Albus makes it clear that he is uncomfortable living in his father’s shadows. Harry often tells Ginny that he doesn’t understand his son. Albus doesn’t like the pressure of being the son of The Boy Who Lived. He withdraws more from his father when the Sorting Hat does indeed place him in Slytherin with Scorpius, a sweet bookworm.
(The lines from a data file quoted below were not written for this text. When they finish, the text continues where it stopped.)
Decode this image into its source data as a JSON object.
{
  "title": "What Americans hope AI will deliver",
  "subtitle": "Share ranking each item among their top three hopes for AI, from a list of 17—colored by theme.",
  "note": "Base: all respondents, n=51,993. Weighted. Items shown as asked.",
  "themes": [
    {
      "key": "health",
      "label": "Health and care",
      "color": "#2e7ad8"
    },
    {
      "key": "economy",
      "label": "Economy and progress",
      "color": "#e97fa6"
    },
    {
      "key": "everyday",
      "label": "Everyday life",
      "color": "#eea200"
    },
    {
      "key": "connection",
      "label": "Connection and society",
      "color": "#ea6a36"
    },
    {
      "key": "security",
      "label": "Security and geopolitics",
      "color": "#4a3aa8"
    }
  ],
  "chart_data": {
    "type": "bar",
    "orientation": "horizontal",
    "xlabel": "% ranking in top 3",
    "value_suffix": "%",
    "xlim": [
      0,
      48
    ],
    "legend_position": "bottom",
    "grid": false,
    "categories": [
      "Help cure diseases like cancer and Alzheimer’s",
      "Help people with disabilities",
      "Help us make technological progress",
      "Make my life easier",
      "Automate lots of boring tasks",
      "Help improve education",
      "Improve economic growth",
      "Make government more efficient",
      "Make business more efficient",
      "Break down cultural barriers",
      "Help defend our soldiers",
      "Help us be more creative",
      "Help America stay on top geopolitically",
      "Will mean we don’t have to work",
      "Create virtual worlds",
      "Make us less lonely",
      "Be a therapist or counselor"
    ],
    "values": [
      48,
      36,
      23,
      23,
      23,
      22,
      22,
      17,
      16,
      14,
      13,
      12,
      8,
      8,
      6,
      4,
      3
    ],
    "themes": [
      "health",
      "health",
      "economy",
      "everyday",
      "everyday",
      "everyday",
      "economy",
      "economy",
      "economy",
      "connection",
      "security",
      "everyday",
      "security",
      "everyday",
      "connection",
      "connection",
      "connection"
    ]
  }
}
Albus’ first few years of Hogwarts fly by in the book. He’s painted as a sullen teen angry with his father. Harry is the exacerbated father worrying about his dreams of Voldemort, which hadn’t happened in years. The scene switches are described as “seamless,” and it’s exciting to imagine the constant stage transformations. To the reader, it’s choppy – we’re used to a whole novel dedicated to one year of school. The excitement doesn’t truly begin until Albus’ fourth year, however, when he leaves school more upset than ever after Harry mistakenly says, “Well, there are times I wish you weren’t my son.”

He and Scorpius go on an adventure to bring Cedric Diggory back from the dead in hopes of helping his father, Amos Diggory, who never recovered from his son being spared for Harry during the Triwizard Tournament years before. They overhear of a Time-Turner that had not been destroyed and was being held by the Minister of Magic. With the help of Amos’ niece, they steal the Time-Turner and try to change the past.

Needless to say, their actions create more problems. There are twists and turns and so much talk of love. It all comes down to love, doesn’t it? It’s the reason Harry lived.

The scale of writing. “Harry Potter and the Cursed Child” was not exceptional writing. It didn’t touch the writing of the other books. It was cheesy and simple, as a good play should be. A Harry Potter novel, on the other hand, not so much.